Gespräch Konstantin von Notz

Am Freitagmorgen hatten wir in entspannter Café-Atmosphäre die Chance zum persönlichen Gespräch mit Konstantin von Notz (Bundestagsabgeordneter Bündnis 90/Die Grünen). Als religionspolitischer Sprecher der Grünen und selbst bekennendes Mitglied der evangelischen Kirche kristallisiertes sich im Gespräch Positionierungen heraus, die aus Sicht der Gruppe teils Anschlussfähigkeit boten, teils aber auch Widerspruch hervorriefen und im Anschluss an das Gespräch für weitere Debatten innerhalb der Gruppe sorgten.

Zustimmung fanden unter anderem die positive Einordnung des momentanen Staats-Kirchen-Verhältnisses sowie die Wertschätzung gegenüber dem besonderen verfassungsrechtlich verbürgten Schutz der Religionsfreiheit. Auch die Positionierung zur grundsätzlichen Sinnhaftigkeit der Ablösung der Staatsleistungen – trotz der finanziellen Herausforderungen, die diese für die einzelnen Bundesländer bedeuten – rief überwiegend positive Resonanz hervor.
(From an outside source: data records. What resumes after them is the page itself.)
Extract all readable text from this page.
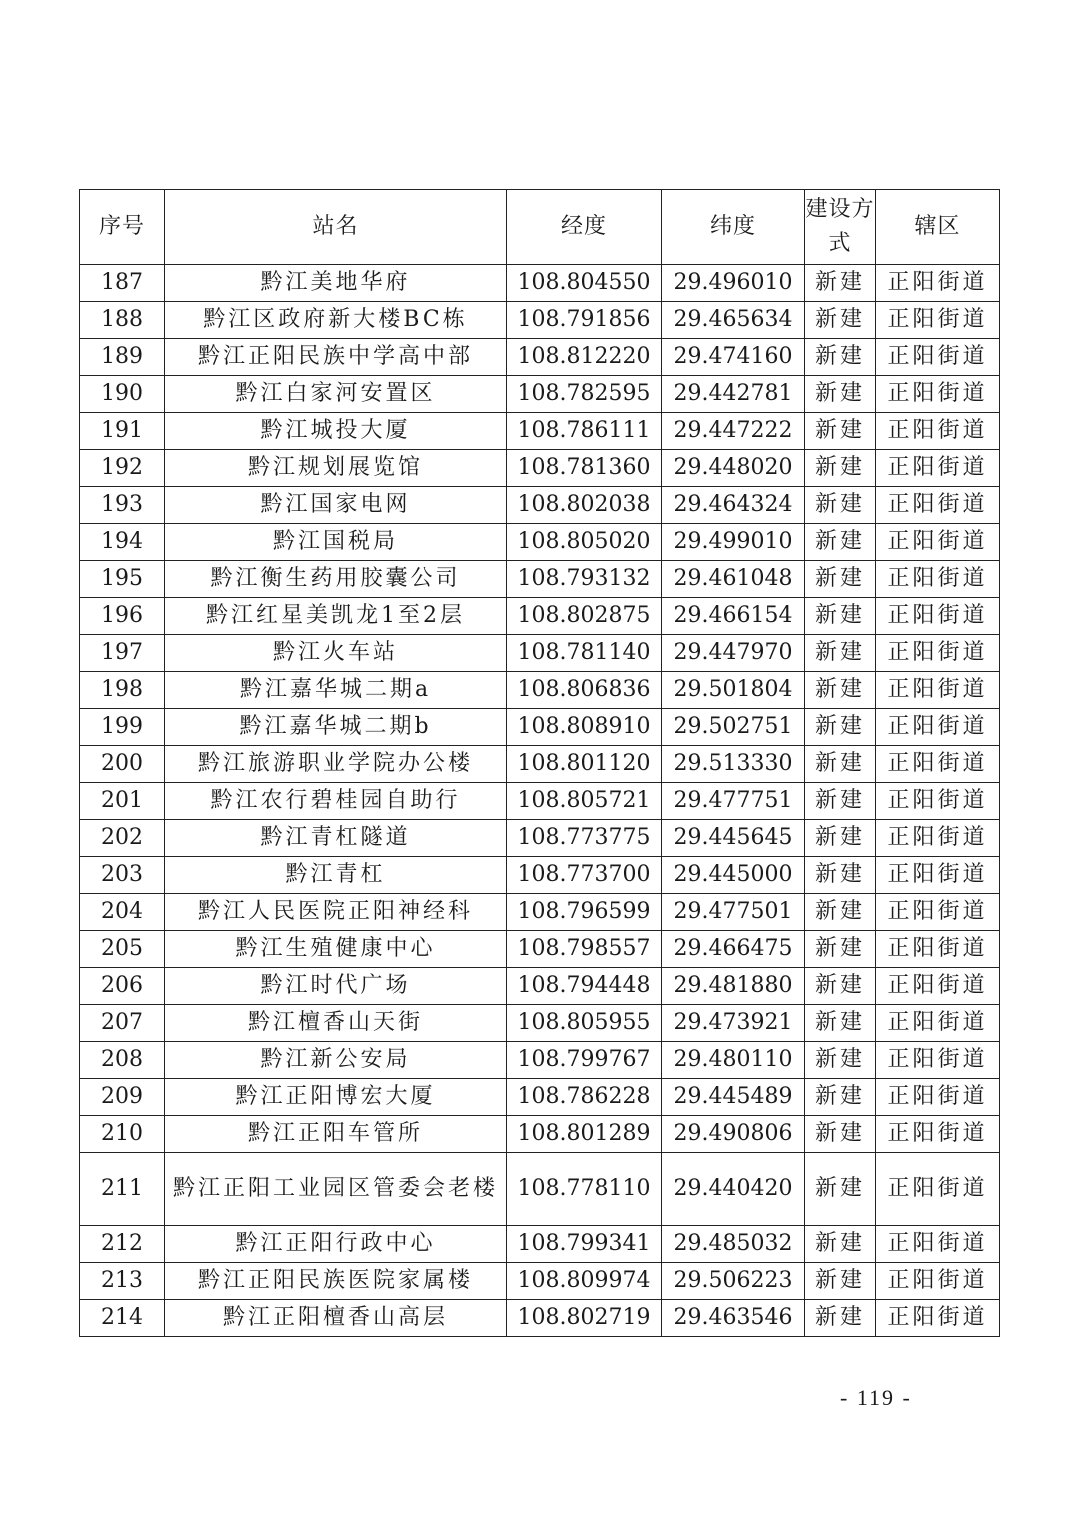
序号	站名	经度	纬度	建设方式	辖区
187	黔江美地华府	108.804550	29.496010	新建	正阳街道
188	黔江区政府新大楼BC栋	108.791856	29.465634	新建	正阳街道
189	黔江正阳民族中学高中部	108.812220	29.474160	新建	正阳街道
190	黔江白家河安置区	108.782595	29.442781	新建	正阳街道
191	黔江城投大厦	108.786111	29.447222	新建	正阳街道
192	黔江规划展览馆	108.781360	29.448020	新建	正阳街道
193	黔江国家电网	108.802038	29.464324	新建	正阳街道
194	黔江国税局	108.805020	29.499010	新建	正阳街道
195	黔江衡生药用胶囊公司	108.793132	29.461048	新建	正阳街道
196	黔江红星美凯龙1至2层	108.802875	29.466154	新建	正阳街道
197	黔江火车站	108.781140	29.447970	新建	正阳街道
198	黔江嘉华城二期a	108.806836	29.501804	新建	正阳街道
199	黔江嘉华城二期b	108.808910	29.502751	新建	正阳街道
200	黔江旅游职业学院办公楼	108.801120	29.513330	新建	正阳街道
201	黔江农行碧桂园自助行	108.805721	29.477751	新建	正阳街道
202	黔江青杠隧道	108.773775	29.445645	新建	正阳街道
203	黔江青杠	108.773700	29.445000	新建	正阳街道
204	黔江人民医院正阳神经科	108.796599	29.477501	新建	正阳街道
205	黔江生殖健康中心	108.798557	29.466475	新建	正阳街道
206	黔江时代广场	108.794448	29.481880	新建	正阳街道
207	黔江檀香山天街	108.805955	29.473921	新建	正阳街道
208	黔江新公安局	108.799767	29.480110	新建	正阳街道
209	黔江正阳博宏大厦	108.786228	29.445489	新建	正阳街道
210	黔江正阳车管所	108.801289	29.490806	新建	正阳街道
211	黔江正阳工业园区管委会老楼	108.778110	29.440420	新建	正阳街道
212	黔江正阳行政中心	108.799341	29.485032	新建	正阳街道
213	黔江正阳民族医院家属楼	108.809974	29.506223	新建	正阳街道
214	黔江正阳檀香山高层	108.802719	29.463546	新建	正阳街道
- 119 -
Hingegen überraschte die teilweise einseitige und pauschalisierende Sicht auf „die“ katholische Kirche – auch wenn im Gespräch grundsätzlich klar geworden ist, dass Herr von Notz sicherlich nicht zur Sorte Politiker:in gehört, der:die die verschiedenen Akteur:innen der katholischen Kirche im gesellschaftlichen und politischen Kontext als nicht ernst zu nehmende Dialogpartner:innen abstempelt. Trotzdem irritierte – wohlmöglich auch einer besonderen katholischen Sensibilität geschuldet – die im Gespräch des öfteren auftauchende Rede von „der“ katholischen Kirche sowie das Gleichsetzen der durchaus heterogenen katholischen Landschaft in Deutschland mit „Rom“ und die damit implizierte hierarchische Obrigkeitshörigkeit. Auch Aussagen wie: es sei „Rom“ schlicht egal, wie viele Katholik:innen in Deutschland aus der Kirche austreten würden, weil in Afrika genug Menschen nach kämen, scheinen in Anbetracht der Tatsache, dass der Heilige Stuhl allein aus finanziellen Gründen von den deutschen Katholik:innen in nicht unerheblichem Maße abhängig ist – so „unchristlich“ diese Tatsache auch sein mag, – der Komplexität des Phänomens nicht gerecht zu werden. Insofern wäre die Erwartung an einen religionspolitischen Sprecher – auch wenn dies im lässig-lockeren Café-Format pedantisch erscheinen mag – ein differenzierterer (insbesondere sprachlicher, aber auch inhaltlicher) Umgang in Bezug auf die verschiedenen katholischen Akteur:innen in Deutschland und ihr Verhältnis zu Rom gewesen, der resp. Reformbewegungen oder säkulare fachliche Kompetenz nicht in römischer Hierarchie aufgehen lässt und sich expliziter von solchen Positionierungen distanziert, um einer Verdrängung kirchlicher Akteur:innen aus dem politischen Diskurs nicht auch noch ungewollt Vorschub zu leisten.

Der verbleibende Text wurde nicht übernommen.